October 20, 2009- ‘Plowing’ the Field: I helped bosisi wami (my sisters) plow the fields to ready them for planting. The term plowing in siSwati does not have the same meaning at is does in English. Plowing means to ready the land, as it does in English, but it also means making the holes for each kernel of maize. The field we readied was about the size of mom’s garden. When plowing each hole, you have to dig in each of the four directions, north, south, east and west; then the hole is ready for manure. Make used to use chemical fertilizer; this year she is utilizing the organic methods she learned from the RDA (Rural Development Assoc.). The manure sits overnight or for 24 hours; then the holes are ready for maize the following day. When I asked why it’s necessary to dig in all four directions, I never got a straight answer, something about making the hole the right size for the kernel.
Bosisi wami laughed when I said I wanted to help.

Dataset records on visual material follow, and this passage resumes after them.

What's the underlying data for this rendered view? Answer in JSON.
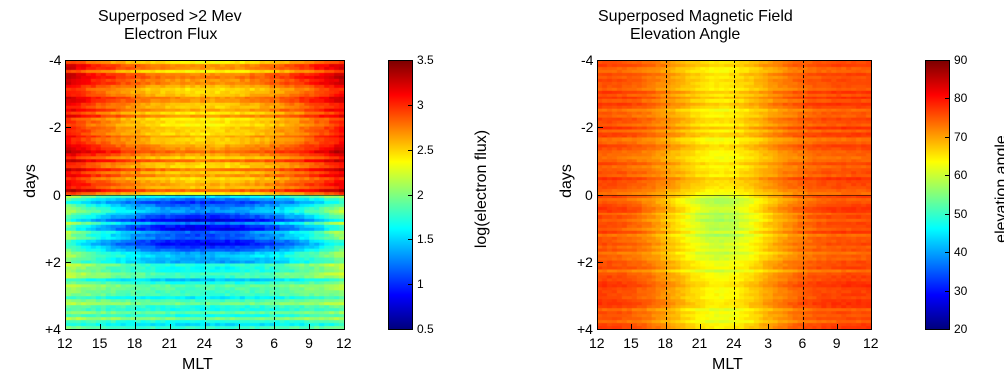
{
  "chart_data": [
    {
      "type": "heatmap",
      "title_line1": "Superposed >2 Mev",
      "title_line2": "Electron Flux",
      "xlabel": "MLT",
      "ylabel": "days",
      "x_tick_labels": [
        "12",
        "15",
        "18",
        "21",
        "24",
        "3",
        "6",
        "9",
        "12"
      ],
      "y_tick_labels": [
        "-4",
        "-2",
        "0",
        "+2",
        "+4"
      ],
      "y_range_days": [
        -4,
        4
      ],
      "colorbar": {
        "label": "log(electron flux)",
        "range": [
          0.5,
          3.5
        ],
        "ticks": [
          "3.5",
          "3",
          "2.5",
          "2",
          "1.5",
          "1",
          "0.5"
        ]
      },
      "dashed_mlt_lines": [
        "18",
        "24",
        "6"
      ],
      "pattern": {
        "before_zero_mean": 2.95,
        "after_zero_mean": 1.8,
        "minimum_value": 0.8,
        "minimum_location": "0 to +2 days near MLT 24"
      }
    },
    {
      "type": "heatmap",
      "title_line1": "Superposed Magnetic Field",
      "title_line2": "Elevation Angle",
      "xlabel": "MLT",
      "ylabel": "days",
      "x_tick_labels": [
        "12",
        "15",
        "18",
        "21",
        "24",
        "3",
        "6",
        "9",
        "12"
      ],
      "y_tick_labels": [
        "-4",
        "-2",
        "0",
        "+2",
        "+4"
      ],
      "y_range_days": [
        -4,
        4
      ],
      "colorbar": {
        "label": "elevation angle",
        "range": [
          20,
          90
        ],
        "ticks": [
          "90",
          "80",
          "70",
          "60",
          "50",
          "40",
          "30",
          "20"
        ]
      },
      "dashed_mlt_lines": [
        "18",
        "24",
        "6"
      ],
      "pattern": {
        "edge_mean": 76,
        "center_before_zero_mean": 65,
        "center_after_zero_mean": 57,
        "minimum_value": 52,
        "minimum_location": "0 to +1 days near MLT 24"
      }
    }
  ]
}
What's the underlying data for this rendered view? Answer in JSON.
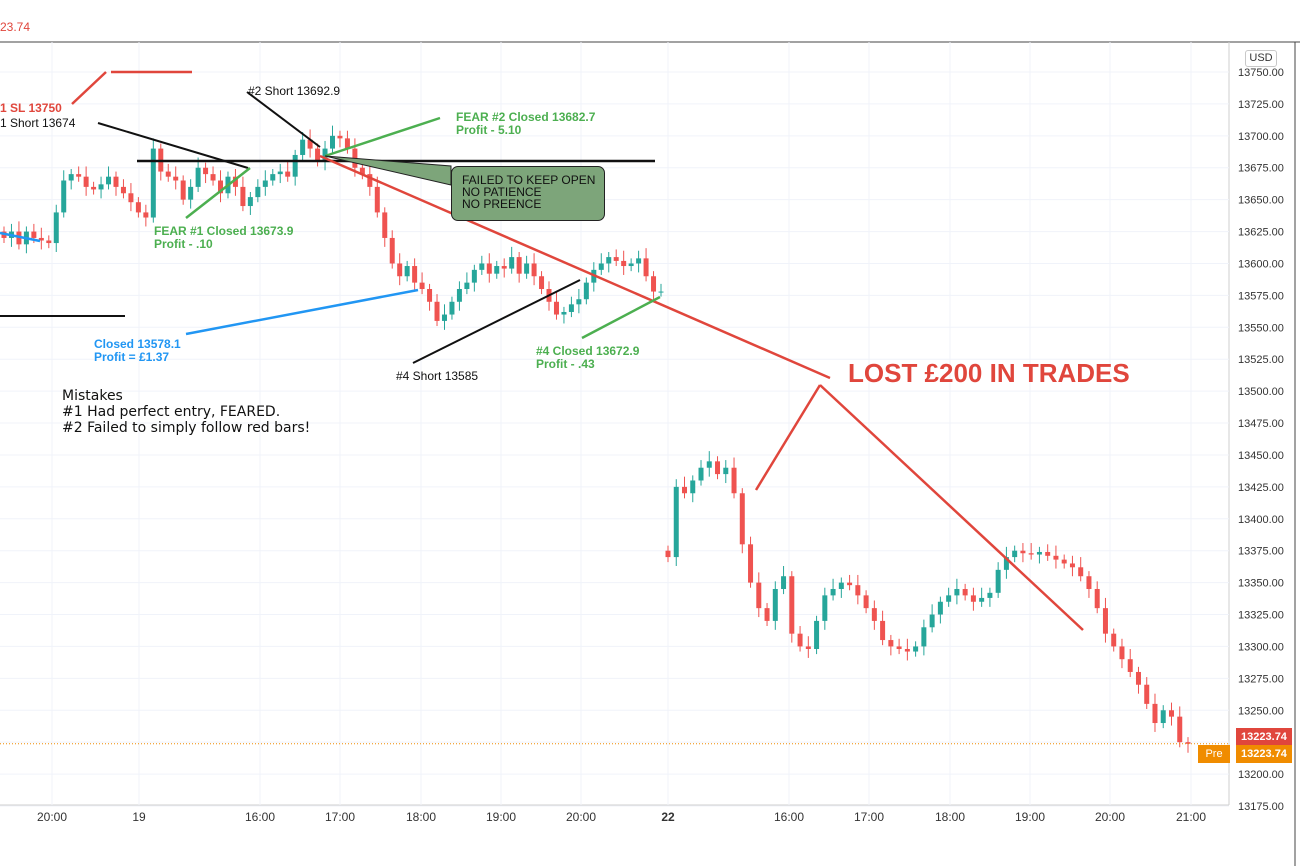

They didn’t think I was capable of hoeing a hole much less a third of the field. They laughed at my hoeing techniques because I didn’t do it exactly as they did. Nonetheless, I think they appreciated the help. If I hadn’t helped they would have spend another afternoon plowing. Instead, the next afternoon they were able to plant. It was great exercise for me, but also nice to think about my parents, grand- and great-grandparents as I dug, wondering at their experiences with plowing. It’s easy to forget that America is not far removed from this way of life.

October 24 -25, 2009- Hiking all Weekend: Having to be in the capital for meetings and a workshop, I decided to work in a few hikes. The world’s largest exposed granite dome is near Mbabane. Estimated at three billion years old, it looms over the city, and I’ve been eyeing it since we arrived. Taking to enthusiastic hiking buddies, Matthew and Jenn, we walked to the outcropping in two hours. It’s a relatively easy hike if you enter from the plateau; we decided we need to come back and climb the face of the dome. There’s also several caves but we didn’t take the time to search for them as time was limited for them. I could have stayed all day. I took pictures with Jenn’s camera, as mine is broken. I cannot wait to view them; I felt inspired. We rested on the top of the dome; having brought my travel journal from Annette, I drew the landscape. It was a great cathartic rest. The following day I joined the Mbabane Hiking Club for a hike near my site, as it turned out. About 5 km from my site is a rocky pinnacle that tested my limited rock climbing skills, and excited experienced climbers. The hike up to the pinnacle was beautiful; the countryside looked lush. Due to the rains, everything is greening and flowering trees are blooming.
The Mbabane Hiking Club consists of some Peace Corps staff and volunteers, Embassy staff, NGO workers and ex-pats. The mix is eclectic, to say the least, and no one is want for good or interesting conversation. Three other volunteers, Jay and Hilary and Matthew, joined me. It was a perfect day. Walking thru nature is therapy; beautiful scenery is a perk.